Perillia shook her hand and rolled her eyes back. “Dumbass midget,” she muttered under her breath.
“You’ll need to get to Washington State as quickly as possible,” said Randuu. “I’ve had my secretary make the arrangements. There’s a scram jet standing by at Judge Memorial and a helicopter on the roof to take you there. The rest of you to go as backup. Valruun’s too valuable to lose.”
“BACKUP!” screeched Perillia. “BULLSHIT!” She held up her hand and pinched her fingers together. “I am this close to getting Women’s Entitlement in Louisiana, but the Klan and the Baptists have it out for Senator Clayton.
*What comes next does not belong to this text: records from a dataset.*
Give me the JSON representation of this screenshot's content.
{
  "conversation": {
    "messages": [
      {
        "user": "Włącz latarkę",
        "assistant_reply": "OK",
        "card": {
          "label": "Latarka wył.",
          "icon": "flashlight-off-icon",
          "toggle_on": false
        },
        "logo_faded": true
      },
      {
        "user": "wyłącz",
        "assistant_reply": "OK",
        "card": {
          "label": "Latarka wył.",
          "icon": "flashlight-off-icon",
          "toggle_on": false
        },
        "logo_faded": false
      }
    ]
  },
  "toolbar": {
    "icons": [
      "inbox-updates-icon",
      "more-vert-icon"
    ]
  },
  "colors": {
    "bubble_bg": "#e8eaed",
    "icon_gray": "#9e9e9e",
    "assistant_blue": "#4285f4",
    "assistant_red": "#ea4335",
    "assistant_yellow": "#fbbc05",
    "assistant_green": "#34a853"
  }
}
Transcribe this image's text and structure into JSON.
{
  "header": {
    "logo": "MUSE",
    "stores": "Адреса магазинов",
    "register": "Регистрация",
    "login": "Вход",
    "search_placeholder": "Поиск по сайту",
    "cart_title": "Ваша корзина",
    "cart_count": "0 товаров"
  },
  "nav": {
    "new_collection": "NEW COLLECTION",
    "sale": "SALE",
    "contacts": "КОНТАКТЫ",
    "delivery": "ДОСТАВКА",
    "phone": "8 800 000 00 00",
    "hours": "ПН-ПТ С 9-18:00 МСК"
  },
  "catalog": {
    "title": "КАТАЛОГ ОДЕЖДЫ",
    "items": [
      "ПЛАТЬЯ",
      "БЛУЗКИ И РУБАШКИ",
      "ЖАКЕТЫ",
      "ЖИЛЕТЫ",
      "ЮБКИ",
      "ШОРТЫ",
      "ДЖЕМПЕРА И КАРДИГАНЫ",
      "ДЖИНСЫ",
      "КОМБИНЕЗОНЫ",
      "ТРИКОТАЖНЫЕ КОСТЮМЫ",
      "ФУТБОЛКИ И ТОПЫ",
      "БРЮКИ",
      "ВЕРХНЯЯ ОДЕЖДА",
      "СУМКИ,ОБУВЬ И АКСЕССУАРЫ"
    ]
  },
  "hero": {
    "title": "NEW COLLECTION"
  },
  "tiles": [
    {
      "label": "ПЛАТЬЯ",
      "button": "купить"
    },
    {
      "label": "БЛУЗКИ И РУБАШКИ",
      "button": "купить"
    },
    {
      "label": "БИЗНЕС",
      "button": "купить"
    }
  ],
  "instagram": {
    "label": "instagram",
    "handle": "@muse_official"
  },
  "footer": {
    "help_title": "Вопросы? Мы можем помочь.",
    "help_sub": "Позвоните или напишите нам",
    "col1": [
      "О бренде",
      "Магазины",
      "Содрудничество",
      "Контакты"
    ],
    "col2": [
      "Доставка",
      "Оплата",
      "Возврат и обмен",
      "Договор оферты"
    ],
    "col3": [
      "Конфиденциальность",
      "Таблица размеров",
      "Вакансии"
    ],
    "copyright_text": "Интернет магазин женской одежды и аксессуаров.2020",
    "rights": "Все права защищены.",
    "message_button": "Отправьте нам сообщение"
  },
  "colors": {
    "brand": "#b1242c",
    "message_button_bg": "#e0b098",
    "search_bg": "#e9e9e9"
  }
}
I ain’t takin a chance on some loose pinhead cracker putting a bullet in‘im.”
“Perillia!” shouted Arsus. “STOP.”
“I ain’t gonna stop,” she sputtered angrily. “Not until you whities stop your…
“She is lost again,” grumbled Beloris.
“STOP!” Arsus reached out. “Give me your hand.”
“What!?” Perillia’s face scrunched in a mixture of confusion and disgust.
“Just… give me your hand,” repeated Arsus.
Reluctantly, Perillia reached out and took Arsus’s hand. From her expression, she might as well have been sticking her palm into the corpse of a dead a
nimal.
“Remember, Perillia,” said Arsus. “Remember who you are. Remember the river world and the endless sea? Remember how we swam the skies and sung to the stars? You, out of all of us, insisted that the stars should learn, should understand our songs and remember them forever. You wept when they grew silent, and you lamented in despair as the oblivion plague spread through the void. We had to rip you away from that partition. You would not give up, even as the war spread its desolation.
And the Realm of Fire,” continued Arsus. “Do you remember that? We were flames, living thermals walking the surface of sun. The cold lifeless husks of the dead outer spheres meant nothing to us, and we obsessed over the poetry of the time, you most of all, determined that the philosophies of… I cannot speak those words with this tongue, but I know you remember Perillia. The arguments, the battles, your obsession.”
“I remember,” rumbled Beloris. “The slippery slope and tower of eternity. We were unbound aggregations in partition, motile cells with no bodies, intertwined by quantum mesh. Life meant climbing ever higher. But you, Perillia, listened to the cult of falling, heard their words and asked the question we must never ask – what is below? Do you remember? Do you remember the fall? None return from the fall, but you did. Only you could. And you brought with it knowledge. They worshiped you, all the climbers. And you did not wish to jump. In end, it took Evaeros seven cycles of ice and fire to convince you. We would not leave you behind.”
“And I remember,” said Randuu from the television screen. “Most of all, more than anything else, I remember the beginning. Your earliest memories, Perillia, can you recall them? Can you remember our innocence? It was on Paradise, where we knew harmony. Life was an endless game. And then Tanandor came and awoke us. He showed us the lie. His words spread. Crowds came, and he chose his disciples to disperse the truth and end our world. Do you remember how he chose you, Perillia?”